Now, if you think you've got this movie figured out, think again. This isn't your typical road trip movie, it's a road trip movie Takeshi Kitano-style. Along the way, Masao and Kikujiro encounter a host of offbeat characters, each one more entertaining than the last.
It's a film filled with charm, humor, and a lightness of spirit that can lift anyone's mood. But it also has an underlying sadness that, in a strange way, adds to the overall warmth of the story.
7. Local Hero (1983)
Director Bill Forsyth's Local Hero is a gem of a film that's worth digging up when you're feeling down. Set in a quaint Scottish village, the movie follows Mac, an executive from a Texas oil company, who is sent to buy out the entire town for a new refinery project. He expects resistance, but what he doesn't expect is to fall in love with the idyllic seaside village.
Local Hero is a story of a community where everyone knows each other, where life moves at a leisurely pace, and where the beauty of the natural world is truly appreciated. Can you imagine the plot being pitched today? An oil company, the environment, a picturesque village – sounds like the recipe for an explosive drama, right? But that's where Local Hero flips the script.
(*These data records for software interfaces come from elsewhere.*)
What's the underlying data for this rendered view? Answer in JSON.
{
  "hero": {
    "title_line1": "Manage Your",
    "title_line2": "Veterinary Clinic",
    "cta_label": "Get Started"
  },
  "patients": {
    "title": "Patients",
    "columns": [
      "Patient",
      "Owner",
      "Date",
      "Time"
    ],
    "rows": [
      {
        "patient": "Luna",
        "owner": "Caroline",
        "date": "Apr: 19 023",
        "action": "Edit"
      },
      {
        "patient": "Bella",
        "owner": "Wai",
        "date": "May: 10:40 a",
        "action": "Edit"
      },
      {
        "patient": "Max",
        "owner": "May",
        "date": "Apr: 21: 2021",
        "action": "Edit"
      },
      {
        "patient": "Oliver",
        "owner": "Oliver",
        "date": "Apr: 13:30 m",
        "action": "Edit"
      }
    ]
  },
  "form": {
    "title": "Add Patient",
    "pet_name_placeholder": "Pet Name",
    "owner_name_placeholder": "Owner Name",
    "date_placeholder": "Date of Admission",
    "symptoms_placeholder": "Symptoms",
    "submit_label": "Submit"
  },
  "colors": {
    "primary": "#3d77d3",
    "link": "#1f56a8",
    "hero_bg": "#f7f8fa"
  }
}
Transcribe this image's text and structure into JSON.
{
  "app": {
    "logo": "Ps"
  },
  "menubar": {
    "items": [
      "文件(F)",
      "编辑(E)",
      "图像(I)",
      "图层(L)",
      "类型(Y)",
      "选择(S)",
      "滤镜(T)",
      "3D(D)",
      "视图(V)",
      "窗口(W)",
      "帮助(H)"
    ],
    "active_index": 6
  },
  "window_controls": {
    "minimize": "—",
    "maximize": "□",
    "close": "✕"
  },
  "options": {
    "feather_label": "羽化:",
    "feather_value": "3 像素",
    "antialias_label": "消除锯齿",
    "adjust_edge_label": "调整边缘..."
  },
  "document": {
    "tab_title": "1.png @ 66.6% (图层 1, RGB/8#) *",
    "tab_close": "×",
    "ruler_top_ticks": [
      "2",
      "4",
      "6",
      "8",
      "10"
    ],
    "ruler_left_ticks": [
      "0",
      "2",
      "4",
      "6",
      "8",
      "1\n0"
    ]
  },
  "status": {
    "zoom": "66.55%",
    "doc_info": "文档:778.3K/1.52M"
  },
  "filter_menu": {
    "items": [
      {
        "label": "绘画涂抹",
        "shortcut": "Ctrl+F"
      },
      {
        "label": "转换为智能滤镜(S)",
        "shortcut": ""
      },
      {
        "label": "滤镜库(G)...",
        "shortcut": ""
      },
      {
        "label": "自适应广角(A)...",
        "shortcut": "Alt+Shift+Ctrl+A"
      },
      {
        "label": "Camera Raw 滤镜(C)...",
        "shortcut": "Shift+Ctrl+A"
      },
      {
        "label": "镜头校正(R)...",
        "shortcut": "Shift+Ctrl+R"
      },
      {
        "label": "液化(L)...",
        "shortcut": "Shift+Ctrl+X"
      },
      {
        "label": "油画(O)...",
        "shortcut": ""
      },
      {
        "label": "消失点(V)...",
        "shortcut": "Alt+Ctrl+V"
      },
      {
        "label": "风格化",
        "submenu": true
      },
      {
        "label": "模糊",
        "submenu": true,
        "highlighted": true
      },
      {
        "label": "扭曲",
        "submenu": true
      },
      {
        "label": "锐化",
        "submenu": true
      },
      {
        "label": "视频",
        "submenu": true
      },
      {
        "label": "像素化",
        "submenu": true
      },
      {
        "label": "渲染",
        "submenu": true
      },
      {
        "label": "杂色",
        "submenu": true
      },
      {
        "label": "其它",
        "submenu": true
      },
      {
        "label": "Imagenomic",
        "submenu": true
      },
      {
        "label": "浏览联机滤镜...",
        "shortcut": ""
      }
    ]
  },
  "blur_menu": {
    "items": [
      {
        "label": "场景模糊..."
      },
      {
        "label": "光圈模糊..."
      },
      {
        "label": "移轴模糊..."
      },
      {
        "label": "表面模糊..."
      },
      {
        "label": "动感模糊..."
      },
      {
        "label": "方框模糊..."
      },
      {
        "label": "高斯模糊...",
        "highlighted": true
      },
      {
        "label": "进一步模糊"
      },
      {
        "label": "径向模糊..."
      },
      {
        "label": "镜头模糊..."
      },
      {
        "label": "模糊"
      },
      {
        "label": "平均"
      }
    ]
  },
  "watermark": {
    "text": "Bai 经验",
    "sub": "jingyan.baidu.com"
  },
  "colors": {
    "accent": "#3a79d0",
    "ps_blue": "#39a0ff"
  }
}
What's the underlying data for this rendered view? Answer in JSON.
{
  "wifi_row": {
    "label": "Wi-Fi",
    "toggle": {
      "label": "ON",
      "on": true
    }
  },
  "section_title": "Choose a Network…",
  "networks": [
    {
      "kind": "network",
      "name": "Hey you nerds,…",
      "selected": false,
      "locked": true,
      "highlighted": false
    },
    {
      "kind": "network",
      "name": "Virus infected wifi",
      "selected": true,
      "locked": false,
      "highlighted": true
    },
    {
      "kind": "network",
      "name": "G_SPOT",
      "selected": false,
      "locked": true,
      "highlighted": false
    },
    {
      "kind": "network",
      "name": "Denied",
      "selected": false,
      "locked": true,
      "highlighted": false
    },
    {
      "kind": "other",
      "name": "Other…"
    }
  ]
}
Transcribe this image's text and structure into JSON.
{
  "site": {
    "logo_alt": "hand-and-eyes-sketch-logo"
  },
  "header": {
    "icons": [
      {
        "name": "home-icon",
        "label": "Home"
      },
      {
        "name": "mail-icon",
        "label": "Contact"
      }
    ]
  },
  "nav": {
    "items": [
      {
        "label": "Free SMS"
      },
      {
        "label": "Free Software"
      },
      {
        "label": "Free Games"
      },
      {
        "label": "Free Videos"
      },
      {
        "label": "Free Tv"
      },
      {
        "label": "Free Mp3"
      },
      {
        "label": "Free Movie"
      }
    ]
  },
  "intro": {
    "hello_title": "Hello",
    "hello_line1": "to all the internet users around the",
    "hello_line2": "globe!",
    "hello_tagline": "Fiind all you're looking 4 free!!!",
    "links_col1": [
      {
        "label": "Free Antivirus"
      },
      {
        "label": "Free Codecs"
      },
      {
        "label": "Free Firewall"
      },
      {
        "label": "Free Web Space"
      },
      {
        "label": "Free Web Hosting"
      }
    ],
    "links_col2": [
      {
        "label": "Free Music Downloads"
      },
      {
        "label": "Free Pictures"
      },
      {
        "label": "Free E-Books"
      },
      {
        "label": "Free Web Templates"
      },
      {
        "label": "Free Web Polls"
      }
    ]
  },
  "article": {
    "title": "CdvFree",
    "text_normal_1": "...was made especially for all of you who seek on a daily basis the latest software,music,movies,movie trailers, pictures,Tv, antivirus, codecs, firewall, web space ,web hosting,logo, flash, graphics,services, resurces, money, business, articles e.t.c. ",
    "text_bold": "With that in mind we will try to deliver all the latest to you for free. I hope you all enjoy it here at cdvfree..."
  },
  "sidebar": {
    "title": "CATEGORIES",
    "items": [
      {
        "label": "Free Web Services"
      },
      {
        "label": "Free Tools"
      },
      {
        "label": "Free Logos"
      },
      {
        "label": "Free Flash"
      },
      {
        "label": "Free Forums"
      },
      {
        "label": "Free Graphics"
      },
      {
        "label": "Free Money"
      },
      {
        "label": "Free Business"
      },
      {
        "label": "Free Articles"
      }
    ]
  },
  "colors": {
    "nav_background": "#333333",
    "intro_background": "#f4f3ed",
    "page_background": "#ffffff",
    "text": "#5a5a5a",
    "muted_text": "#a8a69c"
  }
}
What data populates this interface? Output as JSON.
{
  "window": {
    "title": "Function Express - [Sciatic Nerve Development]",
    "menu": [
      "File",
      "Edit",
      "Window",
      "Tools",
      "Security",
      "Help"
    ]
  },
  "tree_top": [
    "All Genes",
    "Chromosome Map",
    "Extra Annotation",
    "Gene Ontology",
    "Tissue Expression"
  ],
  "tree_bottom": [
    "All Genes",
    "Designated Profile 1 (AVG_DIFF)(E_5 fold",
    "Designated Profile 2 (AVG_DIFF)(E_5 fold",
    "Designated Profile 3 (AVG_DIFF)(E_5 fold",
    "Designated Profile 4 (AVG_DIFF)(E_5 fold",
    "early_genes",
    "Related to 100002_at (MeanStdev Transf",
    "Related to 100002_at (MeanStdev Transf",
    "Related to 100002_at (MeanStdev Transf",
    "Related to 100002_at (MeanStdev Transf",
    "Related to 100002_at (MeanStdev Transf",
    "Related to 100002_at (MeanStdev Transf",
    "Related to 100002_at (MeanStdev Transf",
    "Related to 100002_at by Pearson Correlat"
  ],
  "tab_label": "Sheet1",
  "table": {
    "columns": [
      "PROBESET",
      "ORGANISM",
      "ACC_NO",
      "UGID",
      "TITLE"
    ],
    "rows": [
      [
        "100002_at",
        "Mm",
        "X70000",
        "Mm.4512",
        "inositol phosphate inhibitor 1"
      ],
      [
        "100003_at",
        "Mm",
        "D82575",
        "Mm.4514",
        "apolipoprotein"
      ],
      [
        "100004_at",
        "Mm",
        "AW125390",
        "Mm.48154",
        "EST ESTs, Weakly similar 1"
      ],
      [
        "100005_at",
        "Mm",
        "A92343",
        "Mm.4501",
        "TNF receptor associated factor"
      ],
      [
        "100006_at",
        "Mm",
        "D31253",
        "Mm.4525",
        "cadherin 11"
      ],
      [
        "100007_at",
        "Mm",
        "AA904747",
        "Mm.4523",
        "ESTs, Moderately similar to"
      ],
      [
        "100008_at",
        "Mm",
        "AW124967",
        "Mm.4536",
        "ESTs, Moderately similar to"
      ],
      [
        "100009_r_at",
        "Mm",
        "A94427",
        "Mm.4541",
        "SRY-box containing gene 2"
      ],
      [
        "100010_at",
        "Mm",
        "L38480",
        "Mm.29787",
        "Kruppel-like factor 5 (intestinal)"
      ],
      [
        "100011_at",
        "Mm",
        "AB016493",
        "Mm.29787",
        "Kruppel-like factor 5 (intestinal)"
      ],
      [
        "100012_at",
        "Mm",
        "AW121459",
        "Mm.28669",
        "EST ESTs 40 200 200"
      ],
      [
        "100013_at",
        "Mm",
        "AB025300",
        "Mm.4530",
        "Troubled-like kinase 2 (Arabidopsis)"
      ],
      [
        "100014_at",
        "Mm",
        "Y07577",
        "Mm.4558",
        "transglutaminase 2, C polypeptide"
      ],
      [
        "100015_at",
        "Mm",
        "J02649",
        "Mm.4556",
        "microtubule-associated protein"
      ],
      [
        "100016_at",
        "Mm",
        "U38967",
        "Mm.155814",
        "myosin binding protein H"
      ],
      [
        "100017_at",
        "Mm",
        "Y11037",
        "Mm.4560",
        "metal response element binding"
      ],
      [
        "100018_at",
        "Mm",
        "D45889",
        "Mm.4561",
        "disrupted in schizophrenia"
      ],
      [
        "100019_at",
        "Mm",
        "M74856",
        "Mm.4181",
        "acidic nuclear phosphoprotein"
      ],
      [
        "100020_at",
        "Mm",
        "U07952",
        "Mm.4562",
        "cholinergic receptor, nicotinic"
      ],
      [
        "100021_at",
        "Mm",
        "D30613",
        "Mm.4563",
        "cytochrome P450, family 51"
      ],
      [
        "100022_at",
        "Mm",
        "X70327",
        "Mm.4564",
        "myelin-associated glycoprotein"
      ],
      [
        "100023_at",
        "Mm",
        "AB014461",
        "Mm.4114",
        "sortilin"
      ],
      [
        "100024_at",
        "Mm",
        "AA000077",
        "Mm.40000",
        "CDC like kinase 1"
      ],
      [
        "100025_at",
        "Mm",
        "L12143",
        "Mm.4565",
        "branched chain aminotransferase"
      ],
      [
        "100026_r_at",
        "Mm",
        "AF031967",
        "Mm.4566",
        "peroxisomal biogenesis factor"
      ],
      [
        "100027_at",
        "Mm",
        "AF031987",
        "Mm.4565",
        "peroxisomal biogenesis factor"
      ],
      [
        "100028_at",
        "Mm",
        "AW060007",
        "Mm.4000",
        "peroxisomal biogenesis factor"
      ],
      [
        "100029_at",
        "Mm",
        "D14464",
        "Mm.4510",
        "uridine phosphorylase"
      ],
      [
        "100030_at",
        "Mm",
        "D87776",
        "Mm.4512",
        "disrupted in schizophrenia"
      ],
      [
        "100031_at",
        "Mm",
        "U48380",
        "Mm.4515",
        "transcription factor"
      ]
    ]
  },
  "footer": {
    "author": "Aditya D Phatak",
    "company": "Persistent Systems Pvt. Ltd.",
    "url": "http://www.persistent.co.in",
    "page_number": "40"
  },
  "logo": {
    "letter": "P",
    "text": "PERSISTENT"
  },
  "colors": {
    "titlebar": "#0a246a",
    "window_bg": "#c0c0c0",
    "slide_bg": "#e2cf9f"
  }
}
It's an antidote to cynicism and a much-needed reminder that sometimes, the world can surprise us in the most delightful ways.
8. The Station Agent (2003)
Tom McCarthy's indie hit, The Station Agent, is a masterclass in character-driven storytelling.
The movie revolves around Fin, a man of short stature who loves trains, and prefers his own company to that of others. When he inherits an abandoned train depot in the New Jersey countryside, his life takes an unexpected turn. Soon, he finds himself drawn into the lives of Joe, a friendly hot dog vendor, and Olivia, a grieving artist.
What makes this film special is its honest portrayal of loneliness, friendship, and acceptance, leaving you with a warm, fuzzy feeling inside.
9. Waking Ned Devine (1998)
In this delightful comedy from Kirk Jones, a tiny Irish village learns that someone among them has won the national lottery. The catch? The lucky winner, Ned Devine, died from the shock of it. What ensues is a hilarious scheme by the villagers to claim the winnings.
Waking Ned Devine is one of those films that take you by surprise with its sharp wit and unmistakable charm. It's the kind of movie that'll have you grinning from ear to ear. Plus, who can resist the image of an old man zooming down a country road on a motor scooter, stark naked, and without a care in the world? Yep, Waking Ned Devine is that kind of movie.
10. Rams (2015)
This Icelandic drama from Grímur Hákonarson is just what you need when you're feeling down. Rams is about two estranged brothers, Gummi and Kiddi, who are brought together by a crisis that threatens their sheep farming tradition.
The film perfectly blends comedy and tragedy against the stark beauty of the Icelandic landscape. The simplicity of the story is its greatest strength, cause some plots really are timeless, simple as that.